There was another point raised in the email, “(h)is other interesting information was that here the GP's refer to a private company called Assura as well as the NHS. He pointed out that many of the local GP's have significant shares in Assura and therefore a clear conflict of interest…”
Here’s where things start to get complicated and not a little murky. Before I start I must declare an interest in that our locality has services provided by Assura in which every practice in our consortium are partners.
Assura was started some years ago as a commercial supplier of outpatient style services to GPs run by GPs. They have grown down the years and to the best of my knowledge now continue this model and also help practices with premises development in a model similar to PFI. They tend to develop local services as stand alone ventures—franchises if you like, in joint ownership with GPs, and often engage some of those same GPs who have developed particular expertise, alongside Consultants and other practitioners as appropriate, to provide the service. Their services can range form Physio to Dermatology to Orthopaedics to name but a few. I believe they have also been involved in tendering to offer out of hours GP services as well but cannot be sure if they presently run any.
True they are a “private provider”. So are many others currently offering care and services under the NHS umbrella. And true they provide services in partnership with local GPs, and invite referrals from those same GPs.

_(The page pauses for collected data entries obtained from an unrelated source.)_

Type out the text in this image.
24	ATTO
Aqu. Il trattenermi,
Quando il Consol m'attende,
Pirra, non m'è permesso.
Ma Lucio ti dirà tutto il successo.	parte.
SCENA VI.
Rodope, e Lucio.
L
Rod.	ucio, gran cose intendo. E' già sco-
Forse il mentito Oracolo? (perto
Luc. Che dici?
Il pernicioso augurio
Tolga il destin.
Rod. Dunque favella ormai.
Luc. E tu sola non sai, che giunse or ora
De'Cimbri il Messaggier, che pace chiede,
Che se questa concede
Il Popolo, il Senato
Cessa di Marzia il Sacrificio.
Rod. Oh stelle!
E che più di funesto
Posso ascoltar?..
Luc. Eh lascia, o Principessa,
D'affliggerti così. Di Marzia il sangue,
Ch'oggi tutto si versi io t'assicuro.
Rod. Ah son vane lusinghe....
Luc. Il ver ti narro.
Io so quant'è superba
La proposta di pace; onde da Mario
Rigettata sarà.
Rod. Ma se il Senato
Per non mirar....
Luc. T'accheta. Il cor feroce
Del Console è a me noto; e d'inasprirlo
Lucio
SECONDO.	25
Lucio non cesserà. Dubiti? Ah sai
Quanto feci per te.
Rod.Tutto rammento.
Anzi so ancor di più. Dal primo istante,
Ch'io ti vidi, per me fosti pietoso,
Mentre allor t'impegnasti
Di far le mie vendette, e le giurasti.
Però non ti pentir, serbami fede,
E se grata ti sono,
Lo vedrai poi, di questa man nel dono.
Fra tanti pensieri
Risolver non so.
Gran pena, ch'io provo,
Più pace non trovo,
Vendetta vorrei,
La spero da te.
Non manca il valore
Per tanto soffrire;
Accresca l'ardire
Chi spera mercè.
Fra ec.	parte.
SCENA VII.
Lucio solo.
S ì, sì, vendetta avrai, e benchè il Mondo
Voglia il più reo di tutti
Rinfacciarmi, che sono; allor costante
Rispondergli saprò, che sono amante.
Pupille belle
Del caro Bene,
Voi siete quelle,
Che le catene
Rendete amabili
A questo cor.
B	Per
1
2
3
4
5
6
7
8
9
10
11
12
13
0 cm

However, to be able to provide such services they are obliged to tender in an open market to the PCT who commission the service, in competition with other providers, NHS and Private Sector, and stringent attention is paid in that tendering process to cost benefits and to potential “conflicts of interest”. So much so that it can take anything upwards of 18 months to 3 years for tender to gain official sanction.
This is the shape of our modern NHS and current reforms look set to oblige commissioners to look not just to NHS-allied organizations like Assura, but also to the wider marketplace, opening the door for strictly commercial private sector providers who will not have either the tradition of engagement with the NHS nor the public service ethos that alliance with GPs who are grounded in the existing systems carry in their “DNA”. One of the consequences of these new arrangements in our locality has been an increase speed of access to specialist opinions for patients who would otherwise have had to pay personally to see a consultant privately. Under these arrangements the PCT is paying the franchise and the patient is seen as an NHS patient. I wonder if this has some bearing on my friends’ consultant’s concerns over conflict of interest?